Menyikapi hal ini, dia meminta ada sikap tegas Pemprov Kaltara melalui Dinas Kelautan dan Perikanan (DKP) untuk menyikapi persoalan ini. Sebab, nelayan yang menggunakan pukat trawl ini sudah menjamah hingga anak sungai yang dimanfaatkan nelayan lokal untuk memancing.
Bahkan, tempat main ikan yang sengaja dibuat oleh nelayan lokal di titik-titik tertentu sudah rusak akibat tertarik pukat trawl. “Tolong perhatian pemerintah, jangan sampai setelah ada masalah, baru bersikap. Kan alangkah baiknya diantisipasi sejak awal,” tegasnya.
Intinya, dia meminta ada perhatian dari pemerintah terhadap para nelayan lokal, khususnya di Antutan, Buluh Perindu, Tanjung Rumbia, Tanjung Palas Hilir, dan Salimbatu. Sebab, saat ini para nelayan lokal ini berpendapat untuk apa ada Kaltara jika tidak bisa memperhatikan masyarakat, khususnya nelayan lokal.

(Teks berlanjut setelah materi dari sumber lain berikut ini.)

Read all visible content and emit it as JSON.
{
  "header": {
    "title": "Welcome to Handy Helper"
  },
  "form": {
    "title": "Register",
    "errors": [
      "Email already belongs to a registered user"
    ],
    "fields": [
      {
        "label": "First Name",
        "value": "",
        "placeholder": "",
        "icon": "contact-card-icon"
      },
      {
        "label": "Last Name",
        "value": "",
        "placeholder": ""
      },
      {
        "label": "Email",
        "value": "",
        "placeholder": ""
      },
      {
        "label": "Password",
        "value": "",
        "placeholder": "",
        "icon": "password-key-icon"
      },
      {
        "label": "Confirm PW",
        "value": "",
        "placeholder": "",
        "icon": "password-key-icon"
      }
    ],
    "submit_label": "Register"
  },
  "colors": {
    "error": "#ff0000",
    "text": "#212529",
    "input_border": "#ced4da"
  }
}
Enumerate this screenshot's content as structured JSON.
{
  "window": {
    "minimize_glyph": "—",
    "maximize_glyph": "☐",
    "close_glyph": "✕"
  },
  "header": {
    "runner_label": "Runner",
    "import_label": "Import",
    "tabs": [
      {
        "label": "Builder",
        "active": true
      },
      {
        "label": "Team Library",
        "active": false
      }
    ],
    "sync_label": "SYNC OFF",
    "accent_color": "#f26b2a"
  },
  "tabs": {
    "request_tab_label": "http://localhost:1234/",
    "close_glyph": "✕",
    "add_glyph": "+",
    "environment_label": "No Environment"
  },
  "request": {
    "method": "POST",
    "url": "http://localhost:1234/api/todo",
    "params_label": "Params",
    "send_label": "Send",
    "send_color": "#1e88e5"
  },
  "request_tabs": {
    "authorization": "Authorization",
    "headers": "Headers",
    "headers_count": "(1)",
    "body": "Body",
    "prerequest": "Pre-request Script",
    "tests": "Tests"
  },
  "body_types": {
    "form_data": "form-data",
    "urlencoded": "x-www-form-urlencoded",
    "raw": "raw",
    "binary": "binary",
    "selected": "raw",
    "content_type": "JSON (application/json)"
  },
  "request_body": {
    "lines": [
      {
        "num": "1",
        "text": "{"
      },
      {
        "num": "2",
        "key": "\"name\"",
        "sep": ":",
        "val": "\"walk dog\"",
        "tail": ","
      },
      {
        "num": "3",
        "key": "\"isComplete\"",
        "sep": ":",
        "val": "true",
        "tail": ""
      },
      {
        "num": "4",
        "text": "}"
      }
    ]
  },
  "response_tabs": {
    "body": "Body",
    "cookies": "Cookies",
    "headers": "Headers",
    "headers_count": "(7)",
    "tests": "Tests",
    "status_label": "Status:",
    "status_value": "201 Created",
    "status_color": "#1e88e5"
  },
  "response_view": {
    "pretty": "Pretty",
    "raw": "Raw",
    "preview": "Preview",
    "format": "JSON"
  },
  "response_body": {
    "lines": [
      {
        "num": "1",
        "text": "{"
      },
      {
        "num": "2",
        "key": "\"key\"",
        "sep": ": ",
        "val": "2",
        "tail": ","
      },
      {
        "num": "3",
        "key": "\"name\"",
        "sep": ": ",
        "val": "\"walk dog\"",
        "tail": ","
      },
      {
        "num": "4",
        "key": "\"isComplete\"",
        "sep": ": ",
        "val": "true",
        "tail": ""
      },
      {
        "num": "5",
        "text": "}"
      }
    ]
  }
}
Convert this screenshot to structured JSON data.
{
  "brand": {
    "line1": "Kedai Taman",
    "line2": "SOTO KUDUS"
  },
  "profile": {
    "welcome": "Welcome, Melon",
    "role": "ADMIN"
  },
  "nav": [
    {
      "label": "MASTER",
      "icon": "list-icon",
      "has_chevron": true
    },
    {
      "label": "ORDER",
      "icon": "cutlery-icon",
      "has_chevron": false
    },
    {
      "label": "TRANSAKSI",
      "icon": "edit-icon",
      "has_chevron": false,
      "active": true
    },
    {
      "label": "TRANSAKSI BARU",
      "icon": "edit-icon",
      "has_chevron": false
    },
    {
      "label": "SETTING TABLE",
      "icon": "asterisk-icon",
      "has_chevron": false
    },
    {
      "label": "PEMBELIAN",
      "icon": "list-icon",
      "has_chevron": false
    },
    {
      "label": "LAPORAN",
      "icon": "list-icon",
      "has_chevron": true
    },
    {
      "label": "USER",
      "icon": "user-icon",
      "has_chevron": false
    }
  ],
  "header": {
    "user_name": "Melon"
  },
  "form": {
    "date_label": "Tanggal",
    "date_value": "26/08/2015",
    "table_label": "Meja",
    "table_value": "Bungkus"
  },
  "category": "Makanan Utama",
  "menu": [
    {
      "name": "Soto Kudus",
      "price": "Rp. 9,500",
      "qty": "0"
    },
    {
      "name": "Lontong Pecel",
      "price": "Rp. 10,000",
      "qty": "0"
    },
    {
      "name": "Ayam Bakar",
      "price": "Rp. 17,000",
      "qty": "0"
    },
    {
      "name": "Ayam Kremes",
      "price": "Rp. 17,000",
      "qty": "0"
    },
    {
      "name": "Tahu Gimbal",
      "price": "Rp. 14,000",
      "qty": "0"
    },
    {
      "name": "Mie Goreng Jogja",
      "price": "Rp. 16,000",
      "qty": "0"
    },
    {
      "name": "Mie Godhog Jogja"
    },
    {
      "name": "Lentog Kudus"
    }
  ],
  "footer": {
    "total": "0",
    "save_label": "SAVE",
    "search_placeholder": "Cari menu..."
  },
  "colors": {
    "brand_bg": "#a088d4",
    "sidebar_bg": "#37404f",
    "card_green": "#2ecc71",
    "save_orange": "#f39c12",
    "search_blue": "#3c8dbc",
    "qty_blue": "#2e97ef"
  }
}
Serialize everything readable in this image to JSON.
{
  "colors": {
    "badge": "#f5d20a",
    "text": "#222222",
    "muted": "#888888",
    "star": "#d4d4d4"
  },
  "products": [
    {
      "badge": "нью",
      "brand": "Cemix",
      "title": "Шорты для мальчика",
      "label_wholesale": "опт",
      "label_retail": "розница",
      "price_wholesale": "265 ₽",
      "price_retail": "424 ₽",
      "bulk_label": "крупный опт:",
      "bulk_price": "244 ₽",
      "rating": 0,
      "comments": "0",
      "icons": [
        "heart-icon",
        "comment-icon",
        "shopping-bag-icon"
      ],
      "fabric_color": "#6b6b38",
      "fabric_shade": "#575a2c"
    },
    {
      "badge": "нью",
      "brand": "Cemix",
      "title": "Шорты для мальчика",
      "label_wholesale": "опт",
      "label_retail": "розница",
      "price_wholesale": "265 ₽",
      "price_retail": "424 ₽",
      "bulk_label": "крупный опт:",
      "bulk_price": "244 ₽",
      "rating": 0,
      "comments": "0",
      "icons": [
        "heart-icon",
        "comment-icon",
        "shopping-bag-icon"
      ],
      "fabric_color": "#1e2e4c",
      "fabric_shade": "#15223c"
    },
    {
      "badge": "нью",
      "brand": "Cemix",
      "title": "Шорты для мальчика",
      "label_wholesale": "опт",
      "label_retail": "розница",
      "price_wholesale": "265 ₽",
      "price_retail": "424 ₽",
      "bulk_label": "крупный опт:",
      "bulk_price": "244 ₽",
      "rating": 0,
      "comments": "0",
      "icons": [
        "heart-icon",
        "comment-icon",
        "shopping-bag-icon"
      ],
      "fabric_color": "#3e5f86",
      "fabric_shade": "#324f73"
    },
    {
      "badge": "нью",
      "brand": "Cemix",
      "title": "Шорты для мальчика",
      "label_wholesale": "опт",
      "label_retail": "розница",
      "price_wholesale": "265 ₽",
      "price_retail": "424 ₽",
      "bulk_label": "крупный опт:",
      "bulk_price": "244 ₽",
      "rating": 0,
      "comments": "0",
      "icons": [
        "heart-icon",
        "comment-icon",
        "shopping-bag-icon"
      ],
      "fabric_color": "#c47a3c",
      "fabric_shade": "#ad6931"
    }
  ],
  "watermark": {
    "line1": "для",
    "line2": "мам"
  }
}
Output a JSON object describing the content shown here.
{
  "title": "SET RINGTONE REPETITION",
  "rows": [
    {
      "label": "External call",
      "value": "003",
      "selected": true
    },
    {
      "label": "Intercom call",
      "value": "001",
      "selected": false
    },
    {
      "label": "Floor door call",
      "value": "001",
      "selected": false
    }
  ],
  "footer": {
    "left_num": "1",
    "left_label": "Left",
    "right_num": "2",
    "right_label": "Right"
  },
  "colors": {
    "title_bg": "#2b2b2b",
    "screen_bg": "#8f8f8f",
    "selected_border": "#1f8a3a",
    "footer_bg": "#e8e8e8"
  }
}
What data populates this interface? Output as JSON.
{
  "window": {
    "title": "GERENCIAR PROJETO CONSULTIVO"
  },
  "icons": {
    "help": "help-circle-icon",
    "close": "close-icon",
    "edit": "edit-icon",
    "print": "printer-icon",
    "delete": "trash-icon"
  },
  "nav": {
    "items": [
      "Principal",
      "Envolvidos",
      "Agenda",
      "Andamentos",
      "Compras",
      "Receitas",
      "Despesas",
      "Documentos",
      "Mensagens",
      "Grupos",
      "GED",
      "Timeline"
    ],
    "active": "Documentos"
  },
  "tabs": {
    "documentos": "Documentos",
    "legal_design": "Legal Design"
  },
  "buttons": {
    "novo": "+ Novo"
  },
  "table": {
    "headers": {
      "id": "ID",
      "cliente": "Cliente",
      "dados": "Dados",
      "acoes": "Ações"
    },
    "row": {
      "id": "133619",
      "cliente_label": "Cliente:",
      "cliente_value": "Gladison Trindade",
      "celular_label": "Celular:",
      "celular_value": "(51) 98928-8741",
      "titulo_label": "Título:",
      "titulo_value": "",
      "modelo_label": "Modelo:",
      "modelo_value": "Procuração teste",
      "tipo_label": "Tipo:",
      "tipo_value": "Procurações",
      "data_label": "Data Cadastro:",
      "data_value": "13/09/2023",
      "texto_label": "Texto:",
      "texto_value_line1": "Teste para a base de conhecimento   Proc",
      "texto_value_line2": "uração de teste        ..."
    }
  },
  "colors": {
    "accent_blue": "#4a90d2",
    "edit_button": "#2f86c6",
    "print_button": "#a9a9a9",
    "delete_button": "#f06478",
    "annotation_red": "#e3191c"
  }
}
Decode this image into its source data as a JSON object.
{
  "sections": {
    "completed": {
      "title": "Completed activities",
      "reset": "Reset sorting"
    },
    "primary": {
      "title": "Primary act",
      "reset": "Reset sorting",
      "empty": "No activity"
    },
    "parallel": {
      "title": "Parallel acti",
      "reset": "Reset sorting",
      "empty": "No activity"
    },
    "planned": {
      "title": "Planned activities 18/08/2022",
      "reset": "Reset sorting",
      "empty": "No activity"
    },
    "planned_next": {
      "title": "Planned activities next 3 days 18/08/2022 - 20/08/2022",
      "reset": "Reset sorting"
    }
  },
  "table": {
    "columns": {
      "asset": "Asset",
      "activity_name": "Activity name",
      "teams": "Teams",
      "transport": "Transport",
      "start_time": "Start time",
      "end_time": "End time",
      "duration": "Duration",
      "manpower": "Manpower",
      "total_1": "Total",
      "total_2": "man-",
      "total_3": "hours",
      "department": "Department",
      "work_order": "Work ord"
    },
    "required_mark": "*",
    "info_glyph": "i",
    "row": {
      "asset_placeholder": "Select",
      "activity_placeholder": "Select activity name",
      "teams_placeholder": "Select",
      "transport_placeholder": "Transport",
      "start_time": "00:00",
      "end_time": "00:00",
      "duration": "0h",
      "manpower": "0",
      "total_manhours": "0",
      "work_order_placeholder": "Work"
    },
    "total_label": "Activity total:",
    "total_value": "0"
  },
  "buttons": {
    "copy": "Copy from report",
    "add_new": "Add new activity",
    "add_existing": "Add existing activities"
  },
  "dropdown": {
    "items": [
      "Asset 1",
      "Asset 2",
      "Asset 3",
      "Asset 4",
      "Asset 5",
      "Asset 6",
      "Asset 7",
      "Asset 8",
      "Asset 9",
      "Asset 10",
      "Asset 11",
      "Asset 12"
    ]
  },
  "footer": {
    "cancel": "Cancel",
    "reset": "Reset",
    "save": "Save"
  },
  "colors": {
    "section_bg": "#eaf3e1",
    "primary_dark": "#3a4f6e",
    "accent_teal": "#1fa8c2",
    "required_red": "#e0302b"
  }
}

Menyikapi hal itu, Kepala DKP Kaltara Amir Bakrie mengatakan, untuk persoalan ini sudah ditangani. Sejauh ini tim DKP secara rutin melakukan pemantauan di lapangan dan akan melakukan penindakan terhadap nelayan yang melanggar.
“Sekarang sudah tidak ada lagi nelayan yang menggunakan pukat trawl masuk hingga sungai-sungai. Jika ada ditemukan akan ditindak tegas oleh tim yang melakukan monitoring secara rutin di lapangan,” kata Amir.
Termasuk juga secara rutin pihaknya telah melakukan imbauan kepada para nelayan yang menggunakan pukat trawl itu untuk tidak masuk hingga ke sungai. Namun, untuk melarang penggunaan alat tangkap yang tidak ramah lingkungan itu, pihaknya belum bisa, karena hingga kini solusi untuk penggantian alat tangkap nelayan itu juga belum ada dari pemerintah pusat, yakni Kementerian Kelautan dan Perikanan (KKP).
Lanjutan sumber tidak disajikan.